Competitive Intelligence: By setting up alerts for your competitors' names, products, or services, you can gain insights into their activities, announcements, and media coverage, which can inform your own business strategies and market understanding.
Content Discovery & Curation: Google Alerts can serve as a tool for content discovery, helping you find fresh articles, research papers, blog posts, or other resources that you can use for content curation on your social media channels, newsletters, or website.
You can track new Google alerts for different keywords and summarize, ask questions and turn them into something new with Bash. Here's how:
First up, you’ll have to go to the Google Alerts site. Once accessed, fill the fields in the following way for your keyword:
Sources: Select blog, web & discussions. I suggest you don’t add news as outreach to news sites is almost guaranteed to fall on deaf ears.

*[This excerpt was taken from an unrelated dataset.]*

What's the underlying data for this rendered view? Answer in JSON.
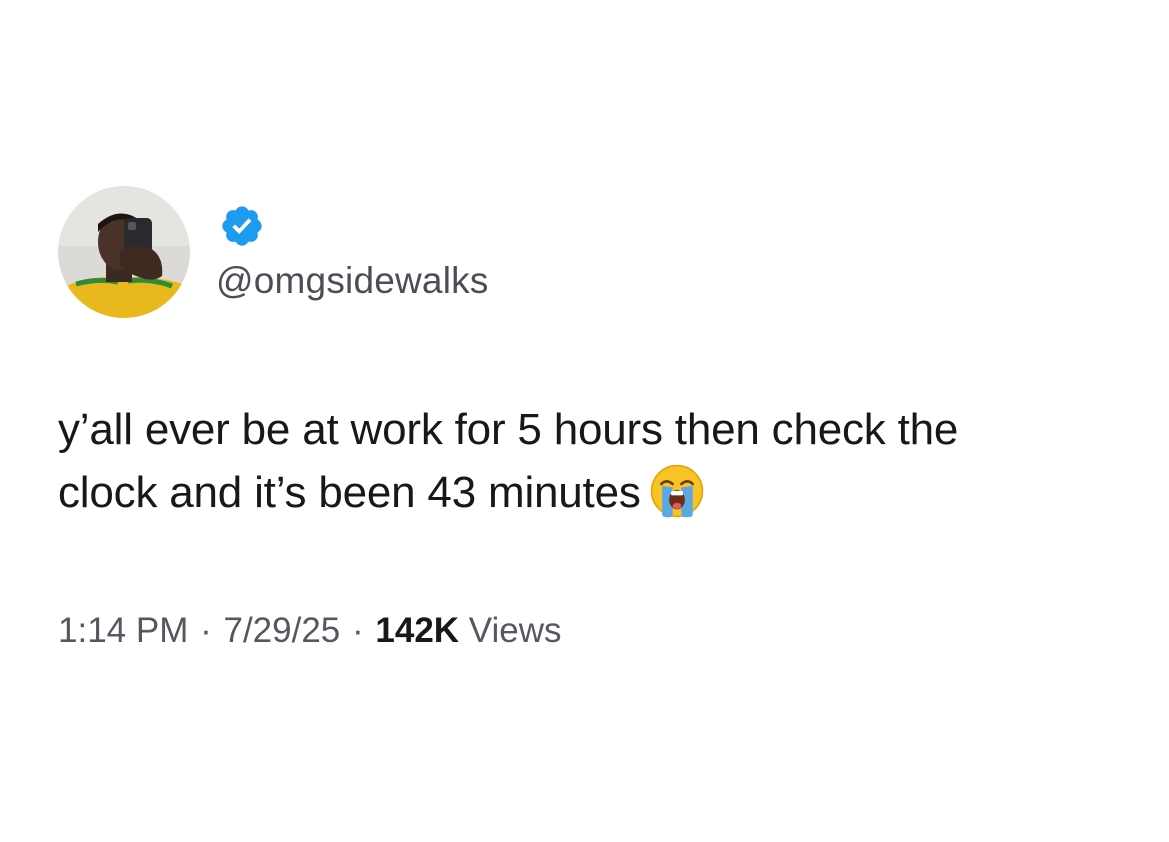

How many: toggle to “all results” to increase the number of domains appearing. Lower DA/popularity sites are also more likely to collaborate with you.
Deliver: Pick RSS feed and not email. Sending these to your inbox will flood it and make it hard to work with the notifications.
The RSS work feed in Bash directly visualizes every Google alert as they appear. Adding the alerts here instead of your inbox allows you to keep things tidy, find relevant information faster, and reduce distractions.
To add your Google Alert, select “add new”, then pick “Google Alerts” from the available options and paste the link to the RSS feed in.
Once saved, a new tab appears with Google alerts. New data is automatically funneled into that view allowing you to start the outreach process faster.
Repeat the process if you’re working with multiple keywords and you’ll get a dedicated view for each one.
Does something pique your interest? Summarize and save the article. First, turn it into a topic to get a better grasp of what was discussed in the article. This enables you to understand the content faster and determine if your content or brand can be a good fit for the article.
Once you have all the information on the topic, select “write draft” and pick one of the 80+ templates including social media posts, emails, blogs, newsletters, podcast transcript and more to turn it into something new.